Steam does not have to launch in 'Windows mode' or even touch it's Linux or OS X version on that level, there are many "Ports" out there that are basically using Wine to translate the Windows version of a game already. What steam can do is install and launch a "bottle", which is a predesigned environment (you can select your bottle to replicateany version of Windows, XP, Vista, 7, 8 etc) basically composed of these translation DLLs that are seen by the game as normal Windows ones but actually translate whatever is sent to them to Linux/OpenGL data and pass it on to Linux hardware libraries.

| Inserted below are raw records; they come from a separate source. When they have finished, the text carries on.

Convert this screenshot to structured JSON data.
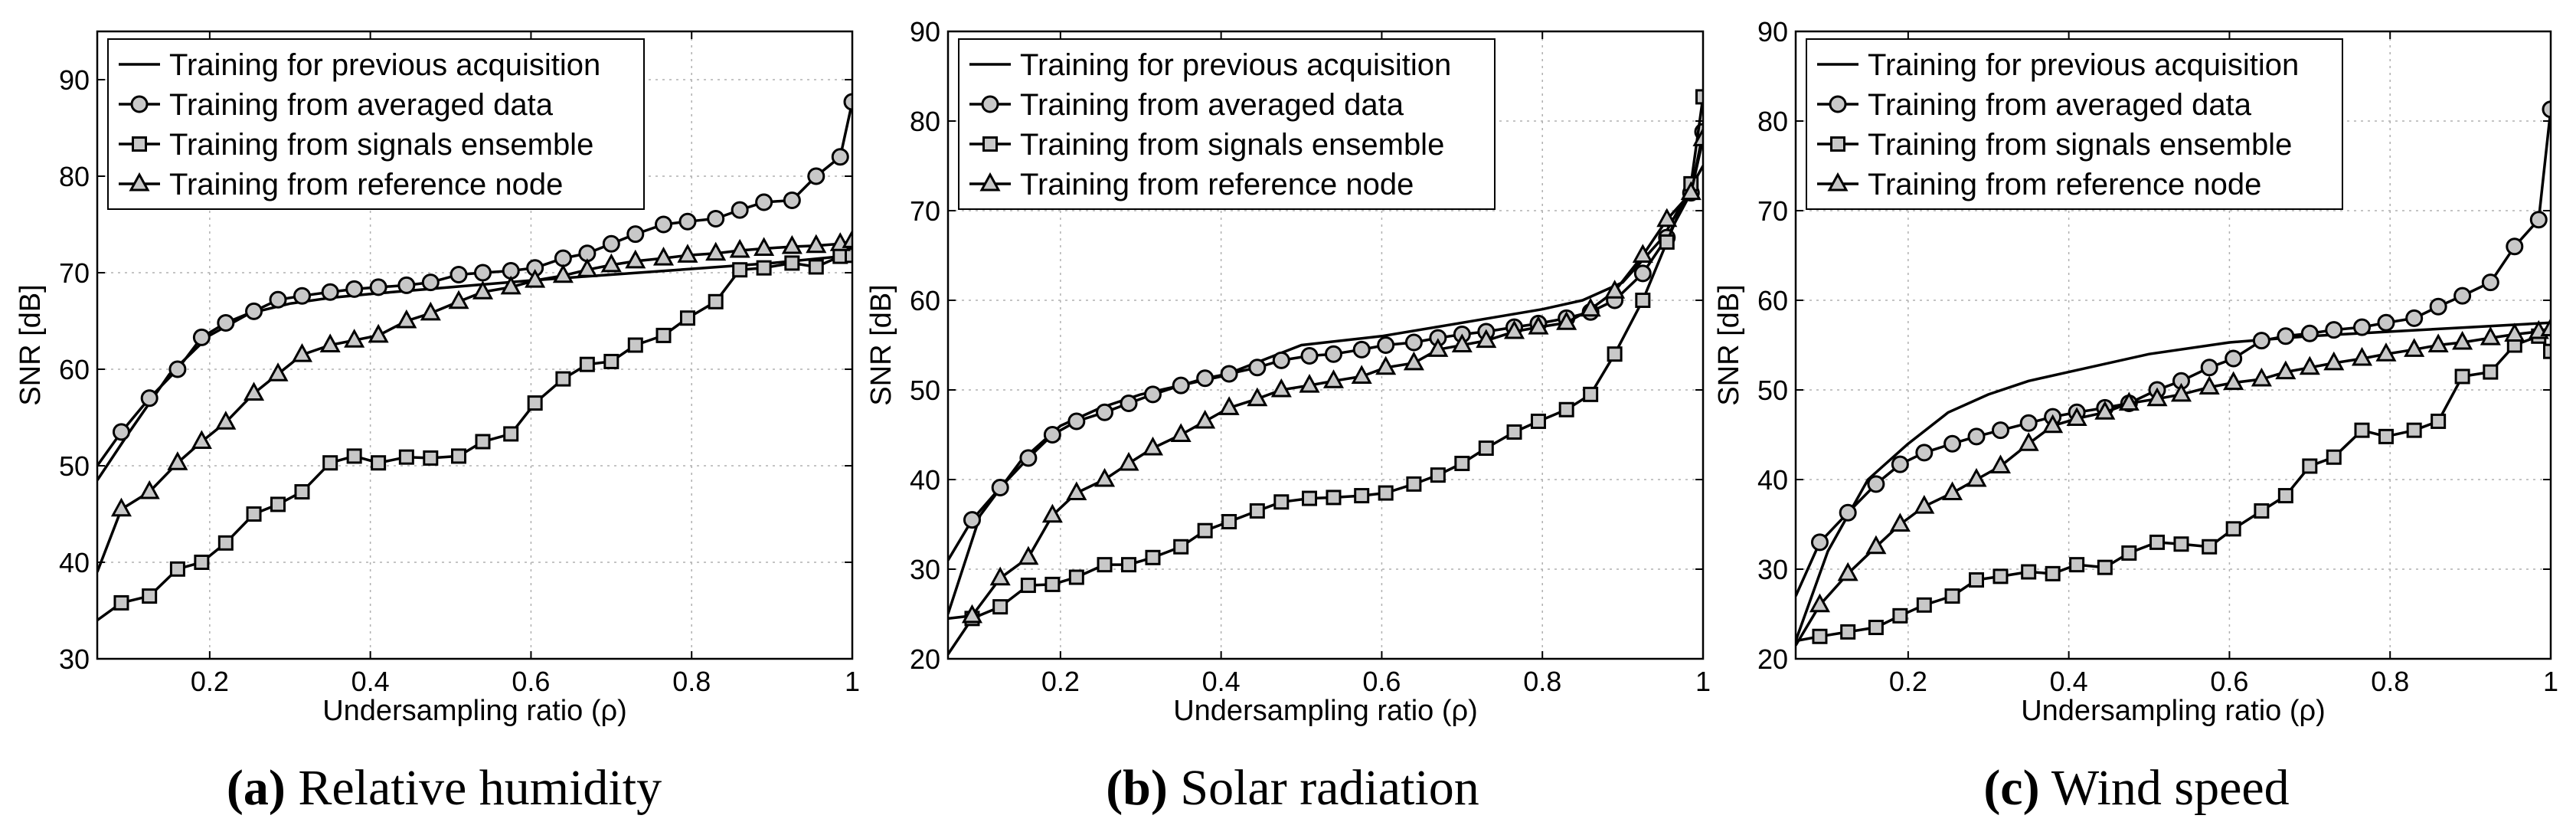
{
  "chart_data": [
    {
      "type": "line",
      "caption_label": "(a)",
      "caption_text": "Relative humidity",
      "xlabel": "Undersampling ratio (ρ)",
      "ylabel": "SNR [dB]",
      "xlim": [
        0.06,
        1.0
      ],
      "ylim": [
        30,
        95
      ],
      "xticks": [
        "0.2",
        "0.4",
        "0.6",
        "0.8",
        "1"
      ],
      "xtick_values": [
        0.2,
        0.4,
        0.6,
        0.8,
        1.0
      ],
      "yticks": [
        "30",
        "40",
        "50",
        "60",
        "70",
        "80",
        "90"
      ],
      "ytick_values": [
        30,
        40,
        50,
        60,
        70,
        80,
        90
      ],
      "grid": true,
      "legend": "top-left",
      "series": [
        {
          "name": "Training for previous acquisition",
          "marker": "none",
          "x": [
            0.06,
            0.1,
            0.15,
            0.2,
            0.25,
            0.3,
            0.35,
            0.4,
            0.5,
            0.6,
            0.7,
            0.8,
            0.9,
            1.0
          ],
          "y": [
            48.5,
            53.5,
            59.5,
            63.5,
            65.8,
            66.8,
            67.4,
            67.8,
            68.5,
            69.2,
            69.8,
            70.4,
            71,
            71.8
          ]
        },
        {
          "name": "Training from averaged data",
          "marker": "circle",
          "x": [
            0.06,
            0.09,
            0.125,
            0.16,
            0.19,
            0.22,
            0.255,
            0.285,
            0.315,
            0.35,
            0.38,
            0.41,
            0.445,
            0.475,
            0.51,
            0.54,
            0.575,
            0.605,
            0.64,
            0.67,
            0.7,
            0.73,
            0.765,
            0.795,
            0.83,
            0.86,
            0.89,
            0.925,
            0.955,
            0.985,
            1.0
          ],
          "y": [
            50,
            53.5,
            57,
            60,
            63.3,
            64.8,
            66,
            67.2,
            67.6,
            68,
            68.3,
            68.5,
            68.7,
            69,
            69.8,
            70,
            70.2,
            70.5,
            71.5,
            72,
            73,
            74,
            75,
            75.3,
            75.6,
            76.5,
            77.3,
            77.5,
            80,
            82,
            87.7
          ]
        },
        {
          "name": "Training from signals ensemble",
          "marker": "square",
          "x": [
            0.06,
            0.09,
            0.125,
            0.16,
            0.19,
            0.22,
            0.255,
            0.285,
            0.315,
            0.35,
            0.38,
            0.41,
            0.445,
            0.475,
            0.51,
            0.54,
            0.575,
            0.605,
            0.64,
            0.67,
            0.7,
            0.73,
            0.765,
            0.795,
            0.83,
            0.86,
            0.89,
            0.925,
            0.955,
            0.985,
            1.0
          ],
          "y": [
            34,
            35.8,
            36.5,
            39.3,
            40,
            42,
            45,
            46,
            47.3,
            50.3,
            51,
            50.3,
            50.9,
            50.8,
            51,
            52.5,
            53.3,
            56.5,
            59,
            60.5,
            60.8,
            62.5,
            63.5,
            65.3,
            67,
            70.3,
            70.5,
            71,
            70.6,
            71.7,
            71.8
          ]
        },
        {
          "name": "Training from reference node",
          "marker": "triangle",
          "x": [
            0.06,
            0.09,
            0.125,
            0.16,
            0.19,
            0.22,
            0.255,
            0.285,
            0.315,
            0.35,
            0.38,
            0.41,
            0.445,
            0.475,
            0.51,
            0.54,
            0.575,
            0.605,
            0.64,
            0.67,
            0.7,
            0.73,
            0.765,
            0.795,
            0.83,
            0.86,
            0.89,
            0.925,
            0.955,
            0.985,
            1.0
          ],
          "y": [
            39,
            45.5,
            47.3,
            50.3,
            52.5,
            54.5,
            57.5,
            59.5,
            61.5,
            62.5,
            63,
            63.5,
            65,
            65.8,
            67,
            68,
            68.5,
            69.2,
            69.7,
            70.3,
            70.8,
            71.2,
            71.5,
            71.8,
            72,
            72.3,
            72.5,
            72.7,
            72.8,
            73,
            73.3
          ]
        }
      ]
    },
    {
      "type": "line",
      "caption_label": "(b)",
      "caption_text": "Solar radiation",
      "xlabel": "Undersampling ratio (ρ)",
      "ylabel": "SNR [dB]",
      "xlim": [
        0.06,
        1.0
      ],
      "ylim": [
        20,
        90
      ],
      "xticks": [
        "0.2",
        "0.4",
        "0.6",
        "0.8",
        "1"
      ],
      "xtick_values": [
        0.2,
        0.4,
        0.6,
        0.8,
        1.0
      ],
      "yticks": [
        "20",
        "30",
        "40",
        "50",
        "60",
        "70",
        "80",
        "90"
      ],
      "ytick_values": [
        20,
        30,
        40,
        50,
        60,
        70,
        80,
        90
      ],
      "grid": true,
      "legend": "top-left",
      "series": [
        {
          "name": "Training for previous acquisition",
          "marker": "none",
          "x": [
            0.06,
            0.1,
            0.15,
            0.2,
            0.25,
            0.3,
            0.35,
            0.4,
            0.5,
            0.6,
            0.7,
            0.8,
            0.85,
            0.9,
            0.95,
            1.0
          ],
          "y": [
            25,
            36,
            42,
            46,
            48,
            49.5,
            50.5,
            51.5,
            55,
            56,
            57.5,
            59,
            60,
            62,
            67,
            75
          ]
        },
        {
          "name": "Training from averaged data",
          "marker": "circle",
          "x": [
            0.06,
            0.09,
            0.125,
            0.16,
            0.19,
            0.22,
            0.255,
            0.285,
            0.315,
            0.35,
            0.38,
            0.41,
            0.445,
            0.475,
            0.51,
            0.54,
            0.575,
            0.605,
            0.64,
            0.67,
            0.7,
            0.73,
            0.765,
            0.795,
            0.83,
            0.86,
            0.89,
            0.925,
            0.955,
            0.985,
            1.0
          ],
          "y": [
            31,
            35.5,
            39.1,
            42.4,
            45,
            46.5,
            47.5,
            48.5,
            49.5,
            50.5,
            51.3,
            51.8,
            52.5,
            53.3,
            53.8,
            54,
            54.5,
            55,
            55.3,
            55.8,
            56.2,
            56.5,
            57,
            57.4,
            58,
            58.7,
            60,
            63,
            67,
            72,
            78.8
          ]
        },
        {
          "name": "Training from signals ensemble",
          "marker": "square",
          "x": [
            0.06,
            0.09,
            0.125,
            0.16,
            0.19,
            0.22,
            0.255,
            0.285,
            0.315,
            0.35,
            0.38,
            0.41,
            0.445,
            0.475,
            0.51,
            0.54,
            0.575,
            0.605,
            0.64,
            0.67,
            0.7,
            0.73,
            0.765,
            0.795,
            0.83,
            0.86,
            0.89,
            0.925,
            0.955,
            0.985,
            1.0
          ],
          "y": [
            20.5,
            24.5,
            25.8,
            28.2,
            28.3,
            29.1,
            30.5,
            30.5,
            31.3,
            32.5,
            34.3,
            35.3,
            36.5,
            37.5,
            37.9,
            38,
            38.2,
            38.5,
            39.5,
            40.5,
            41.8,
            43.5,
            45.3,
            46.5,
            47.8,
            49.5,
            54,
            60,
            66.5,
            73,
            82.7
          ]
        },
        {
          "name": "Training from reference node",
          "marker": "triangle",
          "x": [
            0.06,
            0.09,
            0.125,
            0.16,
            0.19,
            0.22,
            0.255,
            0.285,
            0.315,
            0.35,
            0.38,
            0.41,
            0.445,
            0.475,
            0.51,
            0.54,
            0.575,
            0.605,
            0.64,
            0.67,
            0.7,
            0.73,
            0.765,
            0.795,
            0.83,
            0.86,
            0.89,
            0.925,
            0.955,
            0.985,
            1.0
          ],
          "y": [
            24.5,
            24.8,
            29,
            31.3,
            36,
            38.5,
            40,
            41.8,
            43.5,
            45,
            46.5,
            48,
            49,
            50,
            50.5,
            51,
            51.5,
            52.5,
            53,
            54.5,
            55,
            55.5,
            56.5,
            57,
            57.5,
            59,
            61,
            65,
            69,
            72,
            78
          ]
        }
      ]
    },
    {
      "type": "line",
      "caption_label": "(c)",
      "caption_text": "Wind speed",
      "xlabel": "Undersampling ratio (ρ)",
      "ylabel": "SNR [dB]",
      "xlim": [
        0.06,
        1.0
      ],
      "ylim": [
        20,
        90
      ],
      "xticks": [
        "0.2",
        "0.4",
        "0.6",
        "0.8",
        "1"
      ],
      "xtick_values": [
        0.2,
        0.4,
        0.6,
        0.8,
        1.0
      ],
      "yticks": [
        "20",
        "30",
        "40",
        "50",
        "60",
        "70",
        "80",
        "90"
      ],
      "ytick_values": [
        20,
        30,
        40,
        50,
        60,
        70,
        80,
        90
      ],
      "grid": true,
      "legend": "top-left",
      "series": [
        {
          "name": "Training for previous acquisition",
          "marker": "none",
          "x": [
            0.06,
            0.1,
            0.15,
            0.2,
            0.25,
            0.3,
            0.35,
            0.4,
            0.5,
            0.6,
            0.7,
            0.8,
            0.9,
            1.0
          ],
          "y": [
            22,
            32,
            40,
            44,
            47.5,
            49.5,
            51,
            52,
            54,
            55.3,
            56,
            56.5,
            57,
            57.5
          ]
        },
        {
          "name": "Training from averaged data",
          "marker": "circle",
          "x": [
            0.06,
            0.09,
            0.125,
            0.16,
            0.19,
            0.22,
            0.255,
            0.285,
            0.315,
            0.35,
            0.38,
            0.41,
            0.445,
            0.475,
            0.51,
            0.54,
            0.575,
            0.605,
            0.64,
            0.67,
            0.7,
            0.73,
            0.765,
            0.795,
            0.83,
            0.86,
            0.89,
            0.925,
            0.955,
            0.985,
            1.0
          ],
          "y": [
            27,
            33,
            36.3,
            39.5,
            41.7,
            43,
            44,
            44.8,
            45.5,
            46.3,
            47,
            47.5,
            48,
            48.5,
            50,
            51,
            52.5,
            53.5,
            55.5,
            56,
            56.3,
            56.7,
            57,
            57.5,
            58,
            59.3,
            60.5,
            62,
            66,
            69,
            81.3
          ]
        },
        {
          "name": "Training from signals ensemble",
          "marker": "square",
          "x": [
            0.06,
            0.09,
            0.125,
            0.16,
            0.19,
            0.22,
            0.255,
            0.285,
            0.315,
            0.35,
            0.38,
            0.41,
            0.445,
            0.475,
            0.51,
            0.54,
            0.575,
            0.605,
            0.64,
            0.67,
            0.7,
            0.73,
            0.765,
            0.795,
            0.83,
            0.86,
            0.89,
            0.925,
            0.955,
            0.985,
            1.0
          ],
          "y": [
            22,
            22.5,
            23,
            23.5,
            24.8,
            26,
            27,
            28.8,
            29.2,
            29.7,
            29.5,
            30.5,
            30.2,
            31.8,
            33,
            32.8,
            32.5,
            34.5,
            36.5,
            38.2,
            41.5,
            42.5,
            45.5,
            44.8,
            45.5,
            46.5,
            51.5,
            52,
            55,
            56,
            54.3
          ]
        },
        {
          "name": "Training from reference node",
          "marker": "triangle",
          "x": [
            0.06,
            0.09,
            0.125,
            0.16,
            0.19,
            0.22,
            0.255,
            0.285,
            0.315,
            0.35,
            0.38,
            0.41,
            0.445,
            0.475,
            0.51,
            0.54,
            0.575,
            0.605,
            0.64,
            0.67,
            0.7,
            0.73,
            0.765,
            0.795,
            0.83,
            0.86,
            0.89,
            0.925,
            0.955,
            0.985,
            1.0
          ],
          "y": [
            21.5,
            26,
            29.5,
            32.5,
            35,
            37,
            38.5,
            40,
            41.5,
            44,
            46,
            46.8,
            47.5,
            48.5,
            49,
            49.5,
            50.3,
            50.8,
            51.2,
            52,
            52.5,
            53,
            53.5,
            54,
            54.5,
            55,
            55.3,
            55.8,
            56.2,
            56.5,
            56.8
          ]
        }
      ]
    }
  ]
}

Have a look at crossover's compatibility list, a commercial release of Wine that does all the technical bits of preconfiguring Wine to work on OS X (and it's UNIX core). Any game that works for crossover works for Wine as it's Wine's code in Crossover. Wine devs have estimated that the max slowdown you can experience in your "Wineskinned game" from Wine vs real Windows is 3%, the problem is that it doesn't work on games that utilize XNA, certain forms of .NET or anything that hasn't been reverse engineered by the open source Wine community yet.
http://www.codeweavers.com/products/cxgames/
And for those who won't look at linkies here's a list of the first few on the page.
Civ5, GuildWars, Diablo 3, Perfect World, Rift, SC2, Skyrim. I even own a Wineskinned (out of the box) Mac copy of X3:Albion Prelude and Wineskinned EVE:Online. (Wineskinning is basically making an environment for a program individually) Devs can and will fix that if Linux/SteamOS gets off the ground.